US Global Dominance Faces Mounting Structural Pressures: FT
By Al Mayadeen English
Source: Financial Times
Mounting debt, militarization, tariffs, and weakening trade structures are raising concerns over the long-term stability of US global dominance.
The United States’ position as the world’s dominant power is increasingly facing pressure from mounting debt, weakening trade structures, and shifting geopolitical realities, according to an opinion analysis by Pimco co-founder Bill Gross for the Financial Times.
Gross argues that the foundations of US “hegemonic” power, built over decades through free trade, military supremacy, and dollar dominance, are showing signs of structural deterioration amid deepening fiscal and geopolitical strains.
It describes American global leadership as dependent on continuous economic and political maintenance rather than permanent superiority, warning that several of the conditions that historically enabled Washington’s dominance are now eroding.
“Pax America requires continued maintenance and favourable government policies that promote its number-one status,” Gross states.
Debt expansion and military spending strain US power
The analysis identifies expanding fiscal deficits as one of the clearest indicators of declining US stability, pointing to widening trade and budget deficits that have reached roughly 6% of GDP annually in recent decades.
Structural obligations linked to healthcare and social security spending are also expected to place additional long-term pressure on US finances, alongside sustained military expenditures.
Citing Congressional Budget Office projections, Gross notes that US public debt is expected to rise from 101% of GDP in 2026 to 120% by 2036, exceeding levels recorded immediately after World War II.
Gross further links these pressures to military expansion and overseas confrontations, including the costs associated with the war on Iran.
The article argues that the financial burden of war “is likely to far exceed” the $29 billion estimate already discussed by US military officials, while warning that Washington’s long-term military commitments will continue driving expenditures higher.
Tariffs and protectionism weaken free-trade foundations
Gross states that another central pillar of US dominance, free trade, has been significantly undermined through tariffs and protectionist economic measures introduced during the Trump era.
While tariffs were promoted domestically as part of an industrial revival strategy, the analysis states that they have failed to meaningfully reduce trade and fiscal imbalances.
“The reversal of free-trade policies has led to a weak dollar,” the piece states, noting that the trade-weighted DXY dollar index had declined by roughly 10% over the past 18 months.
Gross also argues that current US economic growth is disproportionately dependent on artificial intelligence-driven capital investment rather than broad industrial expansion.

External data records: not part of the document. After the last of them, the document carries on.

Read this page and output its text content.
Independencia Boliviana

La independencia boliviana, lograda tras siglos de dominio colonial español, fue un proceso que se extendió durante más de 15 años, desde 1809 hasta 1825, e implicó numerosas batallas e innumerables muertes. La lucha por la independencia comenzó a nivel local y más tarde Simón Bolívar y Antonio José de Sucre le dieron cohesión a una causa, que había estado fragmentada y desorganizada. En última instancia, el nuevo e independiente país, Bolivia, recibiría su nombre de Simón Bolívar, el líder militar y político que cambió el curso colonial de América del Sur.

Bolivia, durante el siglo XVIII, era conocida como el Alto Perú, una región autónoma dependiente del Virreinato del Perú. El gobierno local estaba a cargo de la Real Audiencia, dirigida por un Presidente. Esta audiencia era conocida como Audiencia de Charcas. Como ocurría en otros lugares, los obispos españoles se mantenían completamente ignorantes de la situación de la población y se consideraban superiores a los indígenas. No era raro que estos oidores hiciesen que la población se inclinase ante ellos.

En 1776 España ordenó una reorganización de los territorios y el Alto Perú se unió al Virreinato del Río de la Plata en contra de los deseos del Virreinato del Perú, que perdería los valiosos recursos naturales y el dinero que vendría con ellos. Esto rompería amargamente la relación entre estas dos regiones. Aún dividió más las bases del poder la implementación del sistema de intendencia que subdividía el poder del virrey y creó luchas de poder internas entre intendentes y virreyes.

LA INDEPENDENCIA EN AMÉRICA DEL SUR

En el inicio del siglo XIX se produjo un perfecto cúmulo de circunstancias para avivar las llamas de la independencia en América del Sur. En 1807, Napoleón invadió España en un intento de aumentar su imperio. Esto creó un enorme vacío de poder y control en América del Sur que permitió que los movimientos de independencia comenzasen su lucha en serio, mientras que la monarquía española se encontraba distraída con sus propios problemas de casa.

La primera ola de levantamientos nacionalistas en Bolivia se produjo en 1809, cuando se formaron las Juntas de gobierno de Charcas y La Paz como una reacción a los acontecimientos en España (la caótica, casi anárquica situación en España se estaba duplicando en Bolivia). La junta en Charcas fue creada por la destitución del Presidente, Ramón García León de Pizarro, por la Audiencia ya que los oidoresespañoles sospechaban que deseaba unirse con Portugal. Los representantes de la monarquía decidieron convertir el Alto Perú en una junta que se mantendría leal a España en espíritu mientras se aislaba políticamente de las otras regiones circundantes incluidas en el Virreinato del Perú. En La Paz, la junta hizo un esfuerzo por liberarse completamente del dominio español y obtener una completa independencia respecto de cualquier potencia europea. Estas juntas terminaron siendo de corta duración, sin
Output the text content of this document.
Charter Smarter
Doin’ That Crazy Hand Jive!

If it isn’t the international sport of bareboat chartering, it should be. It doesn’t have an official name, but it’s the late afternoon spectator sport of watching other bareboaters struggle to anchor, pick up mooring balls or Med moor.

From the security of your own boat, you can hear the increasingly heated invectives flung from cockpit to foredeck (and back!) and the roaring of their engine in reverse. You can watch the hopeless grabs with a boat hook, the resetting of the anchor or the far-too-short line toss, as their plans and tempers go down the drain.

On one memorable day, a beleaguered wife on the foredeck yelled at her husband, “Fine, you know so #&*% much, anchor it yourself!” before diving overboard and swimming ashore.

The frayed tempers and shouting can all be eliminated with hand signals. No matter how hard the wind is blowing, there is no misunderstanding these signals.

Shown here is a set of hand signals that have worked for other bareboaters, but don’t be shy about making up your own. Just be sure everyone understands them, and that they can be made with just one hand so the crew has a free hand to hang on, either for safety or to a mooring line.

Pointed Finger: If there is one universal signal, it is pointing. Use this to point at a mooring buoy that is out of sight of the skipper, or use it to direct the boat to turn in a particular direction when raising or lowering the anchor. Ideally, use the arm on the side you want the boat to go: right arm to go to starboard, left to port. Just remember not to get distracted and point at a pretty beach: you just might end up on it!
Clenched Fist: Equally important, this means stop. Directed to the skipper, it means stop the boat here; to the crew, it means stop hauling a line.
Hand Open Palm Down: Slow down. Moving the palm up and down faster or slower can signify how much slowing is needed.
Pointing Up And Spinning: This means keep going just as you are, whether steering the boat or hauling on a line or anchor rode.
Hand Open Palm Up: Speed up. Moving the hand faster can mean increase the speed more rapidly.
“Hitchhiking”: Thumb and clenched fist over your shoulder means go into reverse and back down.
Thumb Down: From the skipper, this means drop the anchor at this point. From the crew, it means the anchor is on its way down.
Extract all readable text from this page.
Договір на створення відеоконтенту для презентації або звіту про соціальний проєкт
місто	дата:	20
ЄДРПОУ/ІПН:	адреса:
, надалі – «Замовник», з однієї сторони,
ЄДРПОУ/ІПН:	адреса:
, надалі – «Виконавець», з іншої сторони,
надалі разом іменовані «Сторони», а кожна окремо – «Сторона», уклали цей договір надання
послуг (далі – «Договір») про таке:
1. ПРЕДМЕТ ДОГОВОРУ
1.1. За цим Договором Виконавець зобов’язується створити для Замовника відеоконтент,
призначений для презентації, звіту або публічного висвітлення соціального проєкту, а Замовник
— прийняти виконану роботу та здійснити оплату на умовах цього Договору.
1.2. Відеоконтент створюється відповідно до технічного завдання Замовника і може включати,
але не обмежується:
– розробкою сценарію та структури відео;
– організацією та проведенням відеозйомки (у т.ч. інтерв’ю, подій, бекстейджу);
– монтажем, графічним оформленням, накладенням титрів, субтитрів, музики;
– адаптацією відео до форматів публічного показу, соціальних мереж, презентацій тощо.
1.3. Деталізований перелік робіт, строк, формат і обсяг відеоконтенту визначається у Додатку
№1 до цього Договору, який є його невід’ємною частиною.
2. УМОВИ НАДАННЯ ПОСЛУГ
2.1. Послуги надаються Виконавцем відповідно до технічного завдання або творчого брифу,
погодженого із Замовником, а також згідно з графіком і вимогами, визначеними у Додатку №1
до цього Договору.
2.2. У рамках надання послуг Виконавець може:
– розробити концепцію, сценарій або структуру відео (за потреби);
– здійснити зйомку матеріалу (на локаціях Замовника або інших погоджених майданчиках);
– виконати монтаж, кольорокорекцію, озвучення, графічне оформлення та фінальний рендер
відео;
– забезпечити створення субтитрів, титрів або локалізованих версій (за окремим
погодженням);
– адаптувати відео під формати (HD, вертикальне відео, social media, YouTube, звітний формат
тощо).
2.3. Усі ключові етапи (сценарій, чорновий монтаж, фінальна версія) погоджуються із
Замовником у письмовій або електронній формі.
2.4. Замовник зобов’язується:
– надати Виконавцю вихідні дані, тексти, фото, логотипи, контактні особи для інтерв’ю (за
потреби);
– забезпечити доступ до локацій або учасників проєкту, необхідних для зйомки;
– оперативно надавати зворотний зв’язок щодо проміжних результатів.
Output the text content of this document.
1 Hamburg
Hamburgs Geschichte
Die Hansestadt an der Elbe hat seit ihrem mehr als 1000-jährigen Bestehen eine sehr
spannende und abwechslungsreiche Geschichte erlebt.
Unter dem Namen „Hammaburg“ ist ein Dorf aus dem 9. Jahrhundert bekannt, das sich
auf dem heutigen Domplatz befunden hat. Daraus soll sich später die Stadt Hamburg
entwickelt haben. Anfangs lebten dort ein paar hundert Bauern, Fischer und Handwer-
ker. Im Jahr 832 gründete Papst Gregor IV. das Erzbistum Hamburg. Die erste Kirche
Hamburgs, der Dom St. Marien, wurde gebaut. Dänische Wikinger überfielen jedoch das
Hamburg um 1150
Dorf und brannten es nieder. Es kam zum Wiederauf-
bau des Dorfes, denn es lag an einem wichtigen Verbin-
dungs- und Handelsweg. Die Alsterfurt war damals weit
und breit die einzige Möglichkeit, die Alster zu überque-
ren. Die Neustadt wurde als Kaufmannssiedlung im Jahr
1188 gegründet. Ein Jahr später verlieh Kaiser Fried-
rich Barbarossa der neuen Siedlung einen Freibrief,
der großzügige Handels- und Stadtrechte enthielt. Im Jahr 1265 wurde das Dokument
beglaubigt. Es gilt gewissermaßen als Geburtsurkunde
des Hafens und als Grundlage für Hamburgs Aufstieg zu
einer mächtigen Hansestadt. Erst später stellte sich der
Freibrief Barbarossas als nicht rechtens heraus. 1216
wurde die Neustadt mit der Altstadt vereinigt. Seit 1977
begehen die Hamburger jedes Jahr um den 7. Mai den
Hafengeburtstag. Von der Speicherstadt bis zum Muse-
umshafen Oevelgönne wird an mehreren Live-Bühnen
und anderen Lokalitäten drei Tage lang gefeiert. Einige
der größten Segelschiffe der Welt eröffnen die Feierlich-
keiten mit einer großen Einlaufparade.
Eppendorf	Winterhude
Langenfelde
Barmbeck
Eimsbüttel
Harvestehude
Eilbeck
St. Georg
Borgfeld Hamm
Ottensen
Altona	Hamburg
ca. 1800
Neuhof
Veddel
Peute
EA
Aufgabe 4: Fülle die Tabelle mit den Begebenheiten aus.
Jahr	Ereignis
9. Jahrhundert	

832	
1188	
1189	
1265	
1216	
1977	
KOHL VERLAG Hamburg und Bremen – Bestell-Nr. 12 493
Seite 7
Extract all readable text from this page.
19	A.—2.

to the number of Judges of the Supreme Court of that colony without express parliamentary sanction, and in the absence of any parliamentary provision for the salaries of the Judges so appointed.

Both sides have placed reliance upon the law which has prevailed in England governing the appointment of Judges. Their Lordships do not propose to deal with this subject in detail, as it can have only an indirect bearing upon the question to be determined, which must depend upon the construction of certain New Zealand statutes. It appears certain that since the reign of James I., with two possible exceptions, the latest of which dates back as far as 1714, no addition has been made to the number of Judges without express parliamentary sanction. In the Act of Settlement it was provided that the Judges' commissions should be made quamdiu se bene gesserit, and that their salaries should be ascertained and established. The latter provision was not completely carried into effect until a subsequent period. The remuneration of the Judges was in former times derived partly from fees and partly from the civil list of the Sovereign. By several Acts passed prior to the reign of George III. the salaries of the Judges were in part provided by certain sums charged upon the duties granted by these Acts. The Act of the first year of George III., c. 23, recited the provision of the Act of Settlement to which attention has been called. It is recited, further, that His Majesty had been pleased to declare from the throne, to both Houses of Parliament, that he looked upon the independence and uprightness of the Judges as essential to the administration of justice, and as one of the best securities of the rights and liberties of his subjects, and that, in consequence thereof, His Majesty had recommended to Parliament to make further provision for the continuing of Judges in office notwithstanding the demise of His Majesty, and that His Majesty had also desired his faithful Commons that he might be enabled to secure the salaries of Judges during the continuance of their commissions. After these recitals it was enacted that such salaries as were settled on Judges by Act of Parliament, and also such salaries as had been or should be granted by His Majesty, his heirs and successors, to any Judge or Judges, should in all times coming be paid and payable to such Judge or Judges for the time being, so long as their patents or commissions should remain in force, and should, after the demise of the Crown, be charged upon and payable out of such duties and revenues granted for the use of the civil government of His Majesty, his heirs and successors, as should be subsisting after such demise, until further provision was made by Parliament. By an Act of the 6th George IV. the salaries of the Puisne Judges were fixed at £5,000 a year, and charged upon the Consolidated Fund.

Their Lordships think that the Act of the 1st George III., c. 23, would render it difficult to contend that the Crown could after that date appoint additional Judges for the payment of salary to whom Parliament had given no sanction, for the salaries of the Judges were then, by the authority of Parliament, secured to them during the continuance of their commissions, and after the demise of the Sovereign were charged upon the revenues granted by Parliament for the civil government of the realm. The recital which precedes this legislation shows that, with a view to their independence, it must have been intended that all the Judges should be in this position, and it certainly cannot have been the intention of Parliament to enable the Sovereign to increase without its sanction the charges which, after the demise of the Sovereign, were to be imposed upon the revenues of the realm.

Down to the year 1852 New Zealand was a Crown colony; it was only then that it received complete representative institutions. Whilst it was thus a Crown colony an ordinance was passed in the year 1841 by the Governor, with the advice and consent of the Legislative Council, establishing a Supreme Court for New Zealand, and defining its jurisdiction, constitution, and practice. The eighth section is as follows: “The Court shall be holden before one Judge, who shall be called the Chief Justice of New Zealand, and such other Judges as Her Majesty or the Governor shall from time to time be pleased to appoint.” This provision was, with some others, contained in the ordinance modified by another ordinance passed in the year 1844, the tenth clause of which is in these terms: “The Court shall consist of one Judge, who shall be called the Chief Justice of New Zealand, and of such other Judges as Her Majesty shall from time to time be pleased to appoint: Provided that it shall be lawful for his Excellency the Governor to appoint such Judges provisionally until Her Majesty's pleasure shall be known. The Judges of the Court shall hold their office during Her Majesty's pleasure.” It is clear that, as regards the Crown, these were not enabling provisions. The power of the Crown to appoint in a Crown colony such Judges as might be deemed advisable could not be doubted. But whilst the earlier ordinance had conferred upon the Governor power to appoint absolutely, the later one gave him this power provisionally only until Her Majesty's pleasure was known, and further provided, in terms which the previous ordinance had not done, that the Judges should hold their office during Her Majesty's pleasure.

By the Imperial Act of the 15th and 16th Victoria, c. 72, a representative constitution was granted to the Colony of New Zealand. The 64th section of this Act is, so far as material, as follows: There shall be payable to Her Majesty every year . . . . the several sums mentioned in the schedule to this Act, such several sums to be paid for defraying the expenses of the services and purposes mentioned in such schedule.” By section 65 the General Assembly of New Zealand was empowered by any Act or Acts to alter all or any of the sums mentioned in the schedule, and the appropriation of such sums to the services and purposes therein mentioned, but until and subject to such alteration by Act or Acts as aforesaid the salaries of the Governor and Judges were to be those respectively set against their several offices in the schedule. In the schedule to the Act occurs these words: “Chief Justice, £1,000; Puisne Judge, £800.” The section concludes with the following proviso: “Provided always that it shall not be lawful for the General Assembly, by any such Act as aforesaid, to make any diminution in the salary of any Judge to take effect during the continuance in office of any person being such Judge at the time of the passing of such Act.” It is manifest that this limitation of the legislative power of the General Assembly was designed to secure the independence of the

China challenge and the 'Thucydides Trap'
The FT opinion piece further links concerns over the US decline to the rise of China as a competing global power.
It references a reported discussion between Chinese President Xi Jinping and US President Donald Trump earlier in May, during which Xi invoked the concept of the “Thucydides Trap”.
The phrase references the ancient Greek historian Thucydides’ argument that war between Athens and Sparta emerged from the fear generated by the rise of Athenian power.
According to Gross, the reference signaled Beijing’s long-term strategic outlook regarding global leadership, contrasting with what it characterized as the short-term orientation of current US policymaking.
Financial markets reflect concerns over decline
The FT article argues that financial markets are increasingly reflecting concerns over what it describes as “hegemonic decay”.
It notes that yields on 30-year US Treasury bonds have risen in recent months despite historically weak inflation-adjusted returns.
According to Gross, growing concerns over future government liabilities and long-term structural instability, not inflation alone, are contributing to investor anxiety surrounding US debt markets.
The article further warns that continued erosion of confidence in US fiscal stability could weaken one of Washington’s central instruments of global influence: the dollar’s reserve currency status.
AI and the future of global power
Gross speculates that future global dominance may ultimately move beyond traditional nation-states altogether.
While acknowledging China’s geopolitical ambitions, he argues that artificial intelligence could emerge as a defining hegemonic force depending on who controls its development and infrastructure.
“Another hegemon may replace America and China as well,” the article states. “It goes by the name of AI.”